Noch mehr Müll und noch mehr Armut ...
14.02.23
Zug nach Hampi - ein Abenteuer. Ich persönlich muss das nicht häufig haben .... Aber wir müssen in einer Woche ja leider die Tour noch einmal machen!
Vom Bahnhof in Hospet nehmen wir ein Tuk-Tuk zur Unterkunft. Leider war bei booking.com nicht beschrieben, dass es eine Fahrt von ca. 1 Std. ist. Dafür sehr ruhig und inmitten der Felsformationen, die ca. 2 Milliarden Jahre alt sind
15.02.23
Los geht's mit den Tempelbesichtigungen! Wir mieten einen Tuk-Tuk-Fahrer, der uns zu bekanntesten Plätzen bringt.
Hampi Bazaar
Virupaksha Temple
Tungabhadra River
Kodandarama Temple
Lashmi Narasimha
Königliches Zentrum
16.02.23
Ruhetag
17.02.23
Mit der Fähre über den Fluß "Tungabhadra". Elefantenwaschung und Dusche und Segnung für die Priester.
(Weg zum) Vitthala Temple
Noch mehr Tempelruinen auf dem Weg am Fluss bis zum Virupaksha Temple
weitere Eindrücke
Zum Sonnenuntergang ca. 500Stufen auf den Affenberg geklettert
18.02.23
Sonnenaufgang
kleiner Spaziergang
Nachmittags wieder 1 Stunde mit der Rikscha nach Hampi. Am Fluss ist die große indische Badeanstalt. Allerdings wird hier nicht nur gebadet (schwimmen kann hier wohl niemand) , sondern Wäsche gewaschen, Zähne geputzt und ... Müll entsorgt ....
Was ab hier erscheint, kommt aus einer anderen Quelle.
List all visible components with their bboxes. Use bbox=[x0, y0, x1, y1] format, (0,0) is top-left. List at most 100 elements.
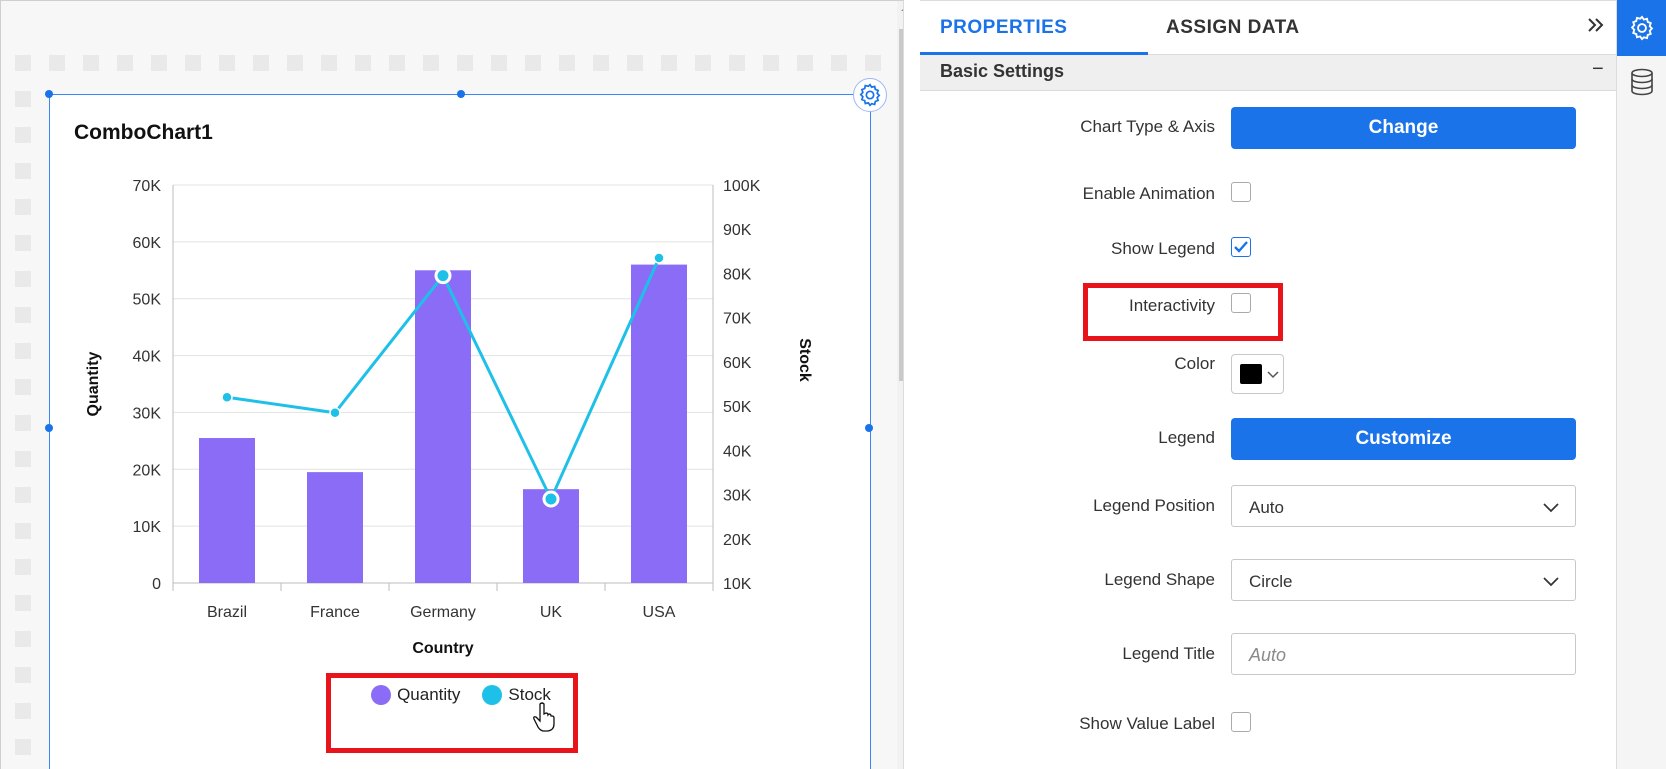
stock-point-uk bbox=[542, 490, 560, 508]
stock-point-france bbox=[329, 406, 341, 419]
gear-icon[interactable] bbox=[1617, 0, 1666, 56]
y2-tick-label: 60K bbox=[723, 355, 752, 372]
canvas-grid-dot bbox=[253, 55, 269, 71]
y-tick-label: 20K bbox=[133, 462, 162, 479]
color-picker[interactable] bbox=[1231, 354, 1284, 394]
canvas-grid-dot bbox=[15, 559, 31, 575]
canvas-grid-dot bbox=[15, 739, 31, 755]
legend-highlight-box bbox=[326, 673, 578, 753]
tab-properties[interactable]: PROPERTIES bbox=[940, 17, 1068, 38]
resize-handle-left[interactable] bbox=[45, 424, 53, 432]
canvas-grid-dot bbox=[457, 55, 473, 71]
legend-label-quantity: Quantity bbox=[397, 685, 461, 704]
collapse-section-icon[interactable]: − bbox=[1592, 58, 1604, 80]
canvas-grid-dot bbox=[15, 235, 31, 251]
y2-tick-label: 20K bbox=[723, 532, 752, 549]
interactivity-checkbox[interactable] bbox=[1231, 293, 1251, 313]
enable-animation-checkbox[interactable] bbox=[1231, 182, 1251, 202]
hand-cursor-icon bbox=[533, 702, 555, 732]
show-value-label-checkbox[interactable] bbox=[1231, 712, 1251, 732]
show-value-label-label: Show Value Label bbox=[1079, 714, 1215, 733]
canvas-grid-dot bbox=[15, 307, 31, 323]
canvas-vertical-scrollbar[interactable] bbox=[897, 1, 903, 769]
legend-position-value: Auto bbox=[1249, 498, 1284, 517]
canvas-grid-dot bbox=[15, 595, 31, 611]
properties-panel: PROPERTIES ASSIGN DATA Basic Settings − … bbox=[920, 0, 1616, 769]
change-button[interactable]: Change bbox=[1231, 107, 1576, 149]
y2-tick-label: 40K bbox=[723, 443, 752, 460]
color-swatch bbox=[1240, 364, 1262, 384]
legend-shape-value: Circle bbox=[1249, 572, 1293, 591]
canvas-grid-dot bbox=[151, 55, 167, 71]
legend-title-placeholder: Auto bbox=[1249, 645, 1287, 665]
y2-tick-label: 100K bbox=[723, 178, 761, 195]
x-tick-label: France bbox=[310, 604, 360, 621]
canvas-grid-dot bbox=[15, 91, 31, 107]
double-chevron-right-icon[interactable] bbox=[1586, 15, 1606, 41]
database-icon[interactable] bbox=[1617, 60, 1666, 104]
show-legend-label: Show Legend bbox=[1111, 239, 1215, 258]
interactivity-label: Interactivity bbox=[1129, 296, 1215, 315]
legend-title-input[interactable]: Auto bbox=[1231, 633, 1576, 675]
show-legend-checkbox[interactable] bbox=[1231, 237, 1251, 257]
interactivity-highlight-box bbox=[1083, 283, 1283, 341]
legend-item-quantity[interactable]: Quantity bbox=[371, 685, 460, 705]
canvas-grid-dot bbox=[661, 55, 677, 71]
canvas-grid-dot bbox=[15, 415, 31, 431]
section-basic-settings[interactable]: Basic Settings − bbox=[920, 55, 1616, 91]
canvas-grid-dot bbox=[763, 55, 779, 71]
y2-tick-label: 30K bbox=[723, 488, 752, 505]
canvas-grid-dot bbox=[49, 55, 65, 71]
resize-handle-top-left[interactable] bbox=[45, 90, 53, 98]
canvas-grid-dot bbox=[219, 55, 235, 71]
combo-chart-widget[interactable]: ComboChart1 0 10K 20K 30K 40K 50K 60K 70K 10K 20K… bbox=[45, 90, 873, 769]
bar-france bbox=[307, 472, 363, 583]
legend-title-label: Legend Title bbox=[1122, 644, 1215, 663]
chevron-down-icon bbox=[1543, 577, 1559, 587]
right-icon-rail bbox=[1616, 0, 1666, 769]
canvas-grid-dot bbox=[627, 55, 643, 71]
canvas-grid-dot bbox=[695, 55, 711, 71]
legend-position-label: Legend Position bbox=[1093, 496, 1215, 515]
resize-handle-right[interactable] bbox=[865, 424, 873, 432]
chart-type-axis-label: Chart Type & Axis bbox=[1080, 117, 1215, 136]
resize-handle-top[interactable] bbox=[457, 90, 465, 98]
stock-point-germany bbox=[434, 267, 452, 285]
chart-legend: Quantity Stock bbox=[50, 685, 872, 705]
canvas-grid-dot bbox=[423, 55, 439, 71]
legend-shape-dropdown[interactable]: Circle bbox=[1231, 559, 1576, 601]
canvas-grid-dot bbox=[15, 343, 31, 359]
chevron-down-icon bbox=[1543, 503, 1559, 513]
y2-axis-title: Stock bbox=[796, 338, 813, 382]
bar-germany bbox=[415, 270, 471, 583]
legend-label: Legend bbox=[1158, 428, 1215, 447]
enable-animation-label: Enable Animation bbox=[1082, 184, 1215, 203]
legend-item-stock[interactable]: Stock bbox=[482, 685, 551, 705]
legend-position-dropdown[interactable]: Auto bbox=[1231, 485, 1576, 527]
section-title: Basic Settings bbox=[940, 61, 1065, 81]
y-tick-label: 30K bbox=[133, 405, 162, 422]
canvas-grid-dot bbox=[15, 523, 31, 539]
x-tick-label: Germany bbox=[410, 604, 476, 621]
canvas-grid-dot bbox=[117, 55, 133, 71]
panel-tabs: PROPERTIES ASSIGN DATA bbox=[920, 1, 1616, 55]
canvas-grid-dot bbox=[15, 703, 31, 719]
legend-shape-label: Legend Shape bbox=[1104, 570, 1215, 589]
chevron-down-icon bbox=[1267, 371, 1279, 379]
tab-assign-data[interactable]: ASSIGN DATA bbox=[1166, 17, 1300, 38]
y-tick-label: 70K bbox=[133, 178, 162, 195]
widget-settings-gear-icon[interactable] bbox=[853, 78, 887, 112]
canvas-grid-dot bbox=[15, 199, 31, 215]
active-tab-indicator bbox=[920, 52, 1148, 55]
stock-point-usa bbox=[653, 252, 665, 264]
canvas-grid-dot bbox=[355, 55, 371, 71]
canvas-grid-dot bbox=[593, 55, 609, 71]
canvas-grid-dot bbox=[865, 55, 881, 71]
checkmark-icon bbox=[1234, 241, 1248, 253]
scroll-up-arrow-icon[interactable] bbox=[901, 5, 903, 11]
canvas-grid-dot bbox=[389, 55, 405, 71]
customize-button[interactable]: Customize bbox=[1231, 418, 1576, 460]
y2-tick-label: 80K bbox=[723, 266, 752, 283]
y-tick-label: 10K bbox=[133, 519, 162, 536]
scrollbar-thumb[interactable] bbox=[899, 29, 903, 381]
So in etwa wird der Sari gewickelt. Alle ziehen nach dem Baden neue Sari's für das Fest SHIVARATRI an. Es sind wunderschöne Stoffe in wunderbaren Farben, die nur bei Inderinnen mit der dunklen Haut so gut aussehen!
Das eigentliche Fest findet am Tempel "Virupashka" statt. Wir hatten auf einen Umzug gehofft, aber niemand wusste, ob so etwas stattfindet und wann. Vielleicht mitten in der Nacht? Wir haben nicht darauf gewartet! Den ganzen Rummel kann man auch mit dem Oktoberfest o.ä. vergleichen - einfach viele Menschen und großer Rummel. Über allem schwebt der Gesang aus dem Tempel.
19.02.23
Morgens kleiner Spaziergang zu den nächsten Häusern, um endlich die heiligen Rinder (Kühe und Ochsen) mit den gebogenen Hörnern fotografieren zu können. NETWORK FOR ANIMAL PROTECTION klärt allerdings auf, dass sie nur für einen Teil der Inder heilig sind. Für viele andere gehören sie genauso zu den Nutztieren und werden genutzt, missbraucht, gequält und getötet..
DAS LEIDEN DER KÜHE IN INDIEN IST RIESIG !!
20.02.23
Die Fahrt zurück mit dem Zug war einigermaßen schrecklich. Immer wieder Halt, warten auf den entgegenkommenden Zug und ein Stückchen weiter ... Statt 7 Std. brauchten wir 10 Std!! Dann von Margao mit dem Bus nach Chaudi. Der Fahrer lud so viele Menschen ein, dass man kaum noch Luft bekam, machte gefährliche Überholmanöver und raste um die Kurven, dass man dachte, gleich kippt der Bus um .... ! Irgendwie haben wir es überlebt!